Il problema non è l’orientamento omoaffettivo, tutto nasce dalla negazione della sessualità in seno alla chiesa cattolica e al fatto che questa negazione ha catalizzato gli omosessuali nei seminari .. è questo che ha creato la miscela esplosiva tra omosessualità e abuso . Nel mondo normale dove non c’è repressione della sessualità/ affettività, dove c’è rispetto e relazione nessuno pensa a certe correlazioni . Lo scandalo è il perdurante racconto del prete asessuato, cento anni dopo che Freud, la psicanalisi e il buon senso ci hanno dimostrato che la sessualità è una parte imprescindibile della nostra vita. Se i preti vogliono continuare a raccontarsele , liberi ! Ma in una società civile queste posizioni fanno ridere . Altro che “deeply rooted homosexual tendencies” come se si potesse essere omosessuali part time ..
Quindi la castità: predicata da duemila anni dalla Chiesa cattolica e da TUTTI I santi e’ una barzelletta? Quindi Freud, un ebreo ateo, deve dettare lo stile di vita anche ai cristiani ? Si puo’ vivere la castita’ anzi si deve vivere la castita’ perche’ l’ uomo e’ Spirito non solo materia ., come ha insegnato il Cristo. Dio e’ Spirito e chi lo adora lo deve adorare in spirito. Lasciamo ai materialisti come Freud l’ ossessione del sesso, come cosa piu’ importante della vita. Sono solo menzogne . L’ uomo spirituale puo’ felicemente vivere in castita’ ,il prete ,il monaco puo’ vivere in castita’ e non essere ossessionato dal sesso. Crediamo in Gesu’ Cristo invece che in Freud .

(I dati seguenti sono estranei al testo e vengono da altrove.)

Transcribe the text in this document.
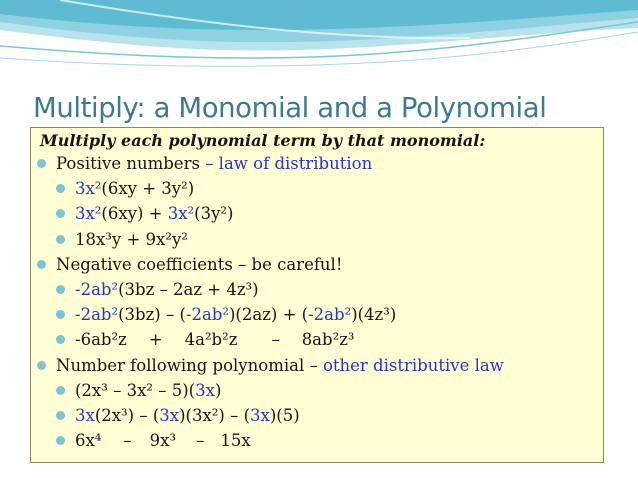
Multiply: a Monomial and a Polynomial
Multiply each polynomial term by that monomial:
Positive numbers – law of distribution
3x²(6xy + 3y²)
3x²(6xy) + 3x²(3y²)
18x³y + 9x²y²
Negative coefficients – be careful!
-2ab²(3bz – 2az + 4z³)
-2ab²(3bz) – (-2ab²)(2az) + (-2ab²)(4z³)
-6ab²z + 4a²b²z – 8ab²z³
Number following polynomial – other distributive law
(2x³ – 3x² – 5)(3x)
3x(2x³) – (3x)(3x²) – (3x)(5)
6x⁴ – 9x³ – 15x
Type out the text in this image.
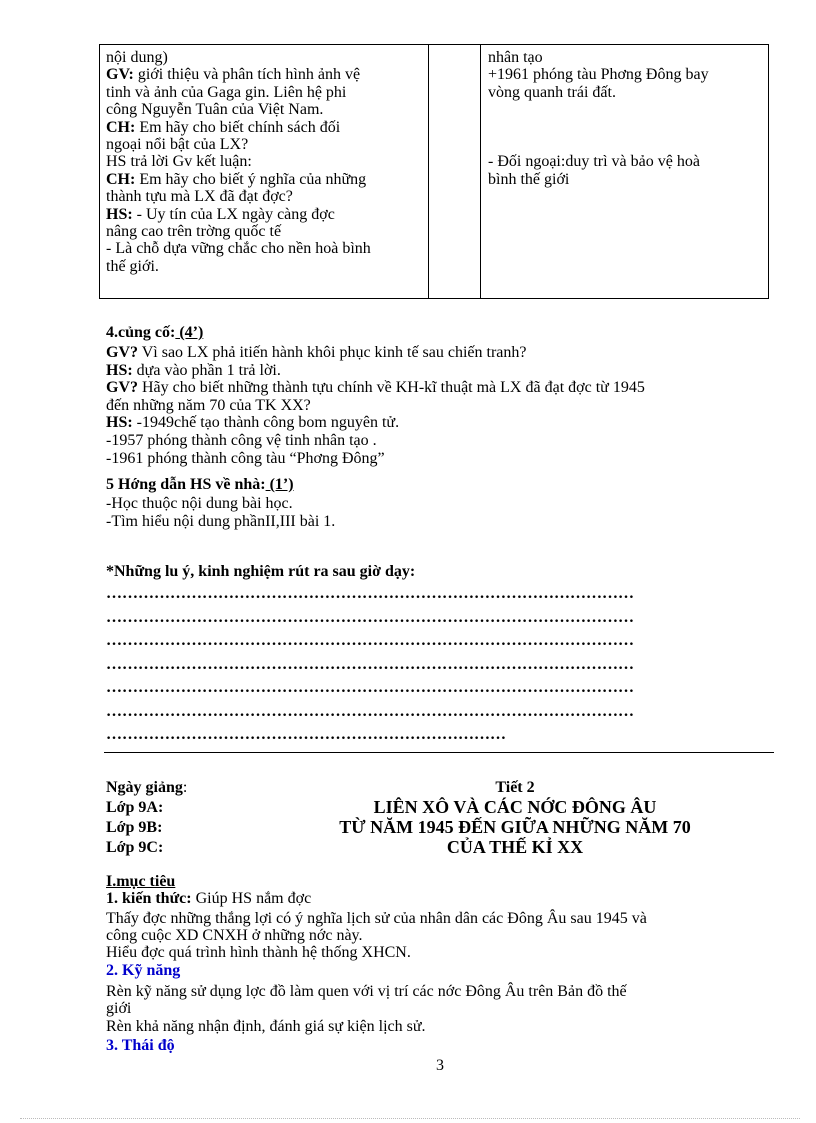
nội dung)
GV: giới thiệu và phân tích hình ảnh vệ
tinh và ảnh của Gaga gin. Liên hệ phi
công Nguyễn Tuân của Việt Nam.
CH: Em hãy cho biết chính sách đối
ngoại nổi bật của LX?
HS trả lời Gv kết luận:
CH: Em hãy cho biết ý nghĩa của những
thành tựu mà LX đã đạt đợc?
HS: - Uy tín của LX ngày càng đợc
nâng cao trên trờng quốc tế
- Là chỗ dựa vững chắc cho nền hoà bình
thế giới.

nhân tạo
+1961 phóng tàu Phơng Đông bay
vòng quanh trái đất.
- Đối ngoại:duy trì và bảo vệ hoà
bình thế giới
4.củng cố: (4’)
GV? Vì sao LX phả itiến hành khôi phục kinh tế sau chiến tranh?
HS: dựa vào phần 1 trả lời.
GV? Hãy cho biết những thành tựu chính về KH-kĩ thuật mà LX đã đạt đợc từ 1945
đến những năm 70 của TK XX?
HS: -1949chế tạo thành công bom nguyên tử.
-1957 phóng thành công vệ tinh nhân tạo .
-1961 phóng thành công tàu “Phơng Đông”
5 Hớng dẫn HS về nhà: (1’)
-Học thuộc nội dung bài học.
-Tìm hiểu nội dung phầnII,III bài 1.
*Những lu ý, kinh nghiệm rút ra sau giờ dạy:
………………………………………………………………………………………
………………………………………………………………………………………
………………………………………………………………………………………
………………………………………………………………………………………
………………………………………………………………………………………
………………………………………………………………………………………
…………………………………………………………………
Ngày giảng:
Lớp 9A:
Lớp 9B:
Lớp 9C:
Tiết 2
LIÊN XÔ VÀ CÁC NỚC ĐÔNG ÂU
TỪ NĂM 1945 ĐẾN GIỮA NHỮNG NĂM 70
CỦA THẾ KỈ XX
I.mục tiêu
1. kiến thức: Giúp HS nắm đợc
Thấy đợc những thắng lợi có ý nghĩa lịch sử của nhân dân các Đông Âu sau 1945 và
công cuộc XD CNXH ở những nớc này.
Hiểu đợc quá trình hình thành hệ thống XHCN.
2. Kỹ năng
Rèn kỹ năng sử dụng lợc đồ làm quen với vị trí các nớc Đông Âu trên Bản đồ thế
giới
Rèn khả năng nhận định, đánh giá sự kiện lịch sử.
3. Thái độ
3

L’uomo è anche corpo, come ci ha insegnato nostro Signore che si è fatto uomo e non ha disdegnato niente della natura umana . Non è rimasto su nel cielo puro spirito . Fare i conti con una conoscenza della natura umana che progredisce nel tempo e può aiutarci a capire l’uomo è quanto di più profondamente cristiano esista al mondo . Avevo un parente prete , un uomo buono e mite , che è passato da un esaurimento nervoso all’altro ; lo ricordo ancora gli ultimi giorni della sua vita quando diceva “quando sono diventato prete non credevo che sarei stato tanto solo” . Bisognerebbe cominciare a vedere la solitudine che accompagna la vita di tanti preti , invece di continuare ad idealizzare castità farlocche che degenerano nel naufragio di se stessi .
Dottoressa,
grazie di questi chiarimenti. Ne ho una domanda. Il documento del 2005 parla di “deep rooted homosexual tendencies” (chiedo scusa, ma non so la traduzione italiana). Sarebbe il caso di fare un chiarimento particolare in quei casi? Oppure come deve intendersi la suddetta espressione? Grazie ancora.